Farris argued that financial advisors and investors can integrate environmental, social and governance factors into the investment process to help enhance long-term performance and manage risks. Socially responsible investing principles help companies and issuers innovate, attract new capital, operate more efficiently and manage risk by engaging on ESG issues. Additionally, responsible investing can also impact the world, driving positive environmental and social impact as well as accelerating investment demand and the reallocation of capital to areas that contribute to the UN Sustainable Development Goals.
To help investors better understand ESG investments, Farris helped define the factors. Specifically, the environmental factor covers criteria like climate change, greenhouse gas emissions, resource depletion, including water, waste and pollution, and deforestation. The social factor covers working conditions, including child labor, community & indigenous populations, operations in conflict zones, health and safety, employee relations and diversity. Lastly, the governance principles relates to corruption, political lobbying and donations, board diversity and structure, and tax strategy.
The socially responsible investment “examines exposure to ESG-related risks and opportunities and focuses on those likely to have a material impact,” Farris added.

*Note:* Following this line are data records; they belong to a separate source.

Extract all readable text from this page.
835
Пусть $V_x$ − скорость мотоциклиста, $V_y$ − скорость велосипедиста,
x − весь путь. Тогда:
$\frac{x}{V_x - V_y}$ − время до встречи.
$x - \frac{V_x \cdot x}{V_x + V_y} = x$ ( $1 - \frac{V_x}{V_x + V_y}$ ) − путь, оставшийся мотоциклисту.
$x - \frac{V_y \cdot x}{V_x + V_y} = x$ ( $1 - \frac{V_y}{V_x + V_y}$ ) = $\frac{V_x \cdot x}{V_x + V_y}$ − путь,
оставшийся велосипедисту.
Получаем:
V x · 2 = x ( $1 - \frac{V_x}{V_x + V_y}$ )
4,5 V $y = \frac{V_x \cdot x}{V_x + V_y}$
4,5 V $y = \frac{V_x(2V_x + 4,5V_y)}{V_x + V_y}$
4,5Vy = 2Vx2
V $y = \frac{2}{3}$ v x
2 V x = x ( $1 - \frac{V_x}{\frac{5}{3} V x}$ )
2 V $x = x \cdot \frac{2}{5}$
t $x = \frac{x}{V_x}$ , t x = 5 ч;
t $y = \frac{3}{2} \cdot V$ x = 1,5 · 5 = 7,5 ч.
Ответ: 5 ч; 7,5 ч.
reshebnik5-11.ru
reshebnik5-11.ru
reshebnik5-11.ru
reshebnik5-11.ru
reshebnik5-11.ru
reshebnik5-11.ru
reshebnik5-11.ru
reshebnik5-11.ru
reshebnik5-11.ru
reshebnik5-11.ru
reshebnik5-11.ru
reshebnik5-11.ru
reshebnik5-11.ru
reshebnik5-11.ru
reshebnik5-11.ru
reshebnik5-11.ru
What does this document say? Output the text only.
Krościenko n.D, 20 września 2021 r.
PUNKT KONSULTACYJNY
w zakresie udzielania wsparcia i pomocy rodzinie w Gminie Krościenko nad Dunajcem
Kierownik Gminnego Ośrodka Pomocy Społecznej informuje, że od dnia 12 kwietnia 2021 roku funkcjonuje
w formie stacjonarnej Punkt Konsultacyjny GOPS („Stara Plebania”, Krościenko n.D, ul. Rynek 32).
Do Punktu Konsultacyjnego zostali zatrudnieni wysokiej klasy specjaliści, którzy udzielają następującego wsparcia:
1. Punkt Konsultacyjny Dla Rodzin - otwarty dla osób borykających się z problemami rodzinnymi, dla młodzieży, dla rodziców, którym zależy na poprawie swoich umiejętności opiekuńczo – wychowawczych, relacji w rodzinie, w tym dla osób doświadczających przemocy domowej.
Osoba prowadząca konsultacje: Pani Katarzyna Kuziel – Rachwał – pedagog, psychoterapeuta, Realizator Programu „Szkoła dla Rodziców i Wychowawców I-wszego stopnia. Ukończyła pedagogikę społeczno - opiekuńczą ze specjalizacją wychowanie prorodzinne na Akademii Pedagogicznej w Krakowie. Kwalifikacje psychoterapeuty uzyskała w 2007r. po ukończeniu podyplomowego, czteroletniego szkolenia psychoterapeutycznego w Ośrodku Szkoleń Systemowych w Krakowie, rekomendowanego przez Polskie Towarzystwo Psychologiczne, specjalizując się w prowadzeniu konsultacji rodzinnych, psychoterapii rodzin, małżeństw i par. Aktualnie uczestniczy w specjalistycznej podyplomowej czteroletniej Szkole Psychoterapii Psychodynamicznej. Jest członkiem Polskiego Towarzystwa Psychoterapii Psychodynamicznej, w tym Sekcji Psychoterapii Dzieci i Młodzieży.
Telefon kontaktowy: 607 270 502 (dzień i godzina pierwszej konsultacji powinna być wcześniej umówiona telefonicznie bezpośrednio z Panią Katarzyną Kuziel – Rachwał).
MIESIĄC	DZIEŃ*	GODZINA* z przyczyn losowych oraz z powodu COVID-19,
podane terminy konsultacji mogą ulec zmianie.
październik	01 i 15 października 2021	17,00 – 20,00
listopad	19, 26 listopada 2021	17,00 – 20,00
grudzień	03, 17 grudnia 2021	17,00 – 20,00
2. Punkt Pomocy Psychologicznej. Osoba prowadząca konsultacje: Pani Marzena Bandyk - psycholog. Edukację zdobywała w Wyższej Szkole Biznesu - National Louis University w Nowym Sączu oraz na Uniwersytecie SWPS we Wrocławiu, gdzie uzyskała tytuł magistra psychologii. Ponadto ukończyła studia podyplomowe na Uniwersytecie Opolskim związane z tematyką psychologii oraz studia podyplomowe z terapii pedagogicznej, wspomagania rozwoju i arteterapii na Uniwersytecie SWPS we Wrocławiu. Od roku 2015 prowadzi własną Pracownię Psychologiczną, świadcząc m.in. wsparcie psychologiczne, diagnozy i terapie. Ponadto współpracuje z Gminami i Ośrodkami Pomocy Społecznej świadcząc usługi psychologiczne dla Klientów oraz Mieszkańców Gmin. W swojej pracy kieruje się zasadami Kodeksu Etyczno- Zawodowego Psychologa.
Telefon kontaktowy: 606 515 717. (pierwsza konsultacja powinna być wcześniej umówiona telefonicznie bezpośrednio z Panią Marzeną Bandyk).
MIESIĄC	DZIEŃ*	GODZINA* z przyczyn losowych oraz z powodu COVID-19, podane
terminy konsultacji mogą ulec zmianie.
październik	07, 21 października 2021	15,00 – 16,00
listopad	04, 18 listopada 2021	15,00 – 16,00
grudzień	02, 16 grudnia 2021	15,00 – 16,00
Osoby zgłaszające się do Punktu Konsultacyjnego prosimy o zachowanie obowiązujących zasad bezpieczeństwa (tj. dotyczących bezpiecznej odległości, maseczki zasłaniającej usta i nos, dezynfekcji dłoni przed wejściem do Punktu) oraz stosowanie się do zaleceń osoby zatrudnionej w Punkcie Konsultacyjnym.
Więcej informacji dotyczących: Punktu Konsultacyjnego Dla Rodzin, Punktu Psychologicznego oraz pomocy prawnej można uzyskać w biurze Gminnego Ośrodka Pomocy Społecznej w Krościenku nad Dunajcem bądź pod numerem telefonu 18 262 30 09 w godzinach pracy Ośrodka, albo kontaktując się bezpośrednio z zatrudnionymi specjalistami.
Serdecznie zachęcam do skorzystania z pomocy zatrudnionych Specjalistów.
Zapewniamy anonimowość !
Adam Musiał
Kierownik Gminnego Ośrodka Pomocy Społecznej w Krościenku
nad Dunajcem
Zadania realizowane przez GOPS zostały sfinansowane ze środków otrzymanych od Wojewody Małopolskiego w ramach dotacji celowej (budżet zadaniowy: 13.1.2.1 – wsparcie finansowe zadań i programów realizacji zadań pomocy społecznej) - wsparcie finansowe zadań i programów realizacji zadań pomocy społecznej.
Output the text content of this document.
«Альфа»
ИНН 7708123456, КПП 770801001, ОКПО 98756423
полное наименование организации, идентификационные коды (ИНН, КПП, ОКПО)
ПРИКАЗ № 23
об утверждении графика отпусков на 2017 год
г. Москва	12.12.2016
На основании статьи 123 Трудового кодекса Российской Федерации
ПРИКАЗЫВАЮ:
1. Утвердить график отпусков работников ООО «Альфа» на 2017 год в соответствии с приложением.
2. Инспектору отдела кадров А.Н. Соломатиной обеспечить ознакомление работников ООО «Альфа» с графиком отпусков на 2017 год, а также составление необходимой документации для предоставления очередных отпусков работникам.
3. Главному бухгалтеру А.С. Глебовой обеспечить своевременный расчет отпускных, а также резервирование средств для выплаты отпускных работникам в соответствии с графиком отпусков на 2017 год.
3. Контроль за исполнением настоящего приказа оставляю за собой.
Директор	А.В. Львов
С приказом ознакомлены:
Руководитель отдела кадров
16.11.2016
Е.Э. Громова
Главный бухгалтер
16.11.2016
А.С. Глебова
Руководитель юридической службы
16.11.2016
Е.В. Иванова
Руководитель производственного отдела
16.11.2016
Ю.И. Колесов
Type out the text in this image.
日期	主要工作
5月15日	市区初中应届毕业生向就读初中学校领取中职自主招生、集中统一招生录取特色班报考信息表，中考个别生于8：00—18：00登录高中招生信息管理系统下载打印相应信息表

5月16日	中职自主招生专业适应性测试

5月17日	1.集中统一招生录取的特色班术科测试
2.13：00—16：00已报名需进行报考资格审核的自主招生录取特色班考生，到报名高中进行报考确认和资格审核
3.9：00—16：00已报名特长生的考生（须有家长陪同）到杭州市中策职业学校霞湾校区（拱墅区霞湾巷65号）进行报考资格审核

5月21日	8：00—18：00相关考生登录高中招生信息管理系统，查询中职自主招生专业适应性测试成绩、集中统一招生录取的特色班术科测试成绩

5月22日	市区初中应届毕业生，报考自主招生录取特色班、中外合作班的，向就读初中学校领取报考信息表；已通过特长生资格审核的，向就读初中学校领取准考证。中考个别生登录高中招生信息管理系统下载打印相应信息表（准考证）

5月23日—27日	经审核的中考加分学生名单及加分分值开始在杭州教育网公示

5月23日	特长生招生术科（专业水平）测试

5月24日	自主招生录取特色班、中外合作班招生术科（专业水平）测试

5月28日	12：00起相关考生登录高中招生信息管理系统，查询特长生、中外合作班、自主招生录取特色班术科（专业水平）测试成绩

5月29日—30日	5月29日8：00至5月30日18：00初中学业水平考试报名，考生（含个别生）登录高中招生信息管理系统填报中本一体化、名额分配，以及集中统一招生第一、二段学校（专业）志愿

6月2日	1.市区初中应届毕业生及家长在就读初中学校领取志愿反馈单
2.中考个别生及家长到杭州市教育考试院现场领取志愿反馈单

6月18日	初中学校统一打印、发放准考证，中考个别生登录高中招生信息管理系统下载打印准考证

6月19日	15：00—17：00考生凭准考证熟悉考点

Brian Griggs, Vice President and Solutions Specialist for Nuveen, also pointed out that there is a growing number of people looking into socially responsible investments, with 34% of advisors reporting clients becoming more interested in responsible investing since the 2016 election. Demand is particularly prevalent among the younger generation as 84% of millennials say they would be likely to put all of their investment holdings in responsible investments and 93% of millennial investors show a preference for investments to deliver competitive returns while promoting positive social and environmental outcomes.